What is the recommended practice for implementing failover within a cluster?

Specifically, is there a code example of how a cluster should behave when one of its nodes is no longer available?

  • Should my cluster node spin-up a replacement or is there a different behavior?
  • Is there a configuration that automatically handles this that I can just set without having to write code?
  • What code would I have to implement and where?

Solution

  • First of all it's a better idea to rely on MemberUp and MemberRemoved events (both implementing ClusterEvent.IMemberEvent interface, so subscribe for it), as they mark phases, when node joining/leaving procedure has been completed. Joined and left events doesn't necessarily ensure that node is fully operable at signaled point in time.

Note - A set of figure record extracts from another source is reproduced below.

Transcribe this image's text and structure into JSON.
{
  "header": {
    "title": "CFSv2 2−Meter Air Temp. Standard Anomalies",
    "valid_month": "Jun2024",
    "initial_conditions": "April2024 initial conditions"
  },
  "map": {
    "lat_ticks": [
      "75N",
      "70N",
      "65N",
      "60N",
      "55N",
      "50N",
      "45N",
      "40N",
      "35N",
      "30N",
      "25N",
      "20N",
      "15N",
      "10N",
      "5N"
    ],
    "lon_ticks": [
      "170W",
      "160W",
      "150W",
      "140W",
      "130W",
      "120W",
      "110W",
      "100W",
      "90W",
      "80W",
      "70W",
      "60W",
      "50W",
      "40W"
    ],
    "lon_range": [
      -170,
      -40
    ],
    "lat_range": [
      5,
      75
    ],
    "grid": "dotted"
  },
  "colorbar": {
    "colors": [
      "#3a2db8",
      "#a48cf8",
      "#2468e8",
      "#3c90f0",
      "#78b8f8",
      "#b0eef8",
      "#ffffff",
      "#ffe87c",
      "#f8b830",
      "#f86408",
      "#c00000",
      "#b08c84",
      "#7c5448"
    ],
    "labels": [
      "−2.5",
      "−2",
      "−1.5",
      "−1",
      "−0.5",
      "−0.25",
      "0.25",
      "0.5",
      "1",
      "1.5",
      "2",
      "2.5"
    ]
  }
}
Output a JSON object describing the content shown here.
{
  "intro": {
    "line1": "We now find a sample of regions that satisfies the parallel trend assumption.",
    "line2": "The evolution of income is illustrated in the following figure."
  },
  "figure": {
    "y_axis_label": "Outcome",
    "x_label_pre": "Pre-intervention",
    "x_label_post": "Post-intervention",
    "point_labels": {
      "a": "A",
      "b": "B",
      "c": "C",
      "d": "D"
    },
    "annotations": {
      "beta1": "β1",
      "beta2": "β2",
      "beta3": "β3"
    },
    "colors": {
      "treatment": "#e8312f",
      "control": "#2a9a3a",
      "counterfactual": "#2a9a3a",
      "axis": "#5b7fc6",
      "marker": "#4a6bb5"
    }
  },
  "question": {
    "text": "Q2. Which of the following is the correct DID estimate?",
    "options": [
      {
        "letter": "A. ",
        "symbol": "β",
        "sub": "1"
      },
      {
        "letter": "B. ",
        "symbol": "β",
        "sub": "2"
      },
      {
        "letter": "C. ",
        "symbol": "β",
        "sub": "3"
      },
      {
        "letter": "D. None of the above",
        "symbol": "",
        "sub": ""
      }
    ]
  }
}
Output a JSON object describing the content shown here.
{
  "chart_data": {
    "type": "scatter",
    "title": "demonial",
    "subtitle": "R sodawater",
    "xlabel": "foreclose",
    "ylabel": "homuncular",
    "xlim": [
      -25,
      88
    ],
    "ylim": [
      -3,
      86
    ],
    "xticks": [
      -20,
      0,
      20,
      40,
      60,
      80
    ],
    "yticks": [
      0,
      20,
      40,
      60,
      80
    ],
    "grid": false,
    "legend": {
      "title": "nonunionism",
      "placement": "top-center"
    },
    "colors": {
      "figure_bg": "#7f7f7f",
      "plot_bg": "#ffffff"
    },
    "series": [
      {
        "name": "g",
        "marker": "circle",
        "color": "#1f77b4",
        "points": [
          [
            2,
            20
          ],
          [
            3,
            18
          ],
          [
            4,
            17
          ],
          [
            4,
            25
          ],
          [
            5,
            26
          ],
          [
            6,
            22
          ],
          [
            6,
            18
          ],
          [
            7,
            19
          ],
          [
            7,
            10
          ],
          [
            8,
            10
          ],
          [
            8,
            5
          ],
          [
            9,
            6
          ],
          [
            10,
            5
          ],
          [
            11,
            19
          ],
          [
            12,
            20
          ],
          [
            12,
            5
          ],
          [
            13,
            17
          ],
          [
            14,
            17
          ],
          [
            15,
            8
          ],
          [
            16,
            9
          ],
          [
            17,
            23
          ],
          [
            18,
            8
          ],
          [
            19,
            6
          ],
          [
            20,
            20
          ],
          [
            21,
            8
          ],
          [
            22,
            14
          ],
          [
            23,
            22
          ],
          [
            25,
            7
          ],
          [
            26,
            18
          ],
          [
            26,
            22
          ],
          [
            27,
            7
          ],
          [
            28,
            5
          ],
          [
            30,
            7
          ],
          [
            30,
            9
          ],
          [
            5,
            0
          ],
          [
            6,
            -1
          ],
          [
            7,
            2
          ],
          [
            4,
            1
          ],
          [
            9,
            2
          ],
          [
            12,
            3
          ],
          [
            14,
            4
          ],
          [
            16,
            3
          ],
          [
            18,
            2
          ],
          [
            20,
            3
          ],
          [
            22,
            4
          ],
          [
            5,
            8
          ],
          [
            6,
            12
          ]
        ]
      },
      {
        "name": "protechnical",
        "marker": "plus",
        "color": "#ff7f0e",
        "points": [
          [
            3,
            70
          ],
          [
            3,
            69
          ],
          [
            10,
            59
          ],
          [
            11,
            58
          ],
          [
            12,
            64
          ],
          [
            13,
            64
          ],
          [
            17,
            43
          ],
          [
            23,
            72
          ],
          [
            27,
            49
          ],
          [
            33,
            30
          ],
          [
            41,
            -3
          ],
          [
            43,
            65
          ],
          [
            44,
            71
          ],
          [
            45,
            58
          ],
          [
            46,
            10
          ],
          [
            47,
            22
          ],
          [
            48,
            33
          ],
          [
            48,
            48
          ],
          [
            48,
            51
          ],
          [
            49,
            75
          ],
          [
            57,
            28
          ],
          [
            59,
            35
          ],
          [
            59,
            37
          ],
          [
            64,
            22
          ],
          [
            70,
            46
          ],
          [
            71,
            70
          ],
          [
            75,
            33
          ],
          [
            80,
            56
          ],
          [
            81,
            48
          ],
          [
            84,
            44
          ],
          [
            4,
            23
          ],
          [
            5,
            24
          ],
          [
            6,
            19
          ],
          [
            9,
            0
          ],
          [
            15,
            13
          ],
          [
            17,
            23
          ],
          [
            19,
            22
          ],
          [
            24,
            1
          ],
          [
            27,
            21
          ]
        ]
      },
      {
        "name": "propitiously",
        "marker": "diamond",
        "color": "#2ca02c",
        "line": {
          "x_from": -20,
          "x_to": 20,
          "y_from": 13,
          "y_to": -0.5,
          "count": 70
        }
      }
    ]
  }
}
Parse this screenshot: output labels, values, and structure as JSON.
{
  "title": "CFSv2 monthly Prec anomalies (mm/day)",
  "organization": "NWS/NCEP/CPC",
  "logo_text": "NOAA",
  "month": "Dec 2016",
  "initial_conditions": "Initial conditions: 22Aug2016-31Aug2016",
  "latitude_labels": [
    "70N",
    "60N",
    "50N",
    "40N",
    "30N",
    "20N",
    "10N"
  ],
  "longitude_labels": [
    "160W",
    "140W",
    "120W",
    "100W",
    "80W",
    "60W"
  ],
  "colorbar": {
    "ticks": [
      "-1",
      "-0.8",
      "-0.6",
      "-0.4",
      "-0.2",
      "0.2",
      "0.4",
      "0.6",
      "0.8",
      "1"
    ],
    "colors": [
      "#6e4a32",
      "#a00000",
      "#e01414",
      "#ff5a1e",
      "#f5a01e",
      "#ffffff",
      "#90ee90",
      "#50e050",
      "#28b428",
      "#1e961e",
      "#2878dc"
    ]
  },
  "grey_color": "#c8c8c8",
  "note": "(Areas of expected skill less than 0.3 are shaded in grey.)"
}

    Regarding failover scenario:

    • Automatic spinning of the replacements can be done via Akka.Cluster.Sharding plugin (read articles 1 and 2 to get more info about how does it work). There's no equivalent in Akka.FSharp for it, but you may use Akkling.Cluster.Sharding plugin instead: see example code.
    • Another way is to create replacement actors up-front on each of the nodes. You can route messages to them by using clustered routers or distributed publish/subscribe. This is however more a case in situation, when you have stateless scenarios, so that each actor is perfectly able to pick up work of another actor at any time. This is more general solution for distributing work among many actors living on many different nodes.
    • You may also set watchers over processing actors. By using monitor function, you may order your actor to watch over another actor (no matter where does it live). In case of node failure, info about dying actor will be send in form of Terminated message to all of its watchers. This way you may implement your own logic i.e. recreating actor on another node. This is actually the most generic way, as it doesn't use any extra plugins or configuration, but the behavior needs to be described by yourself.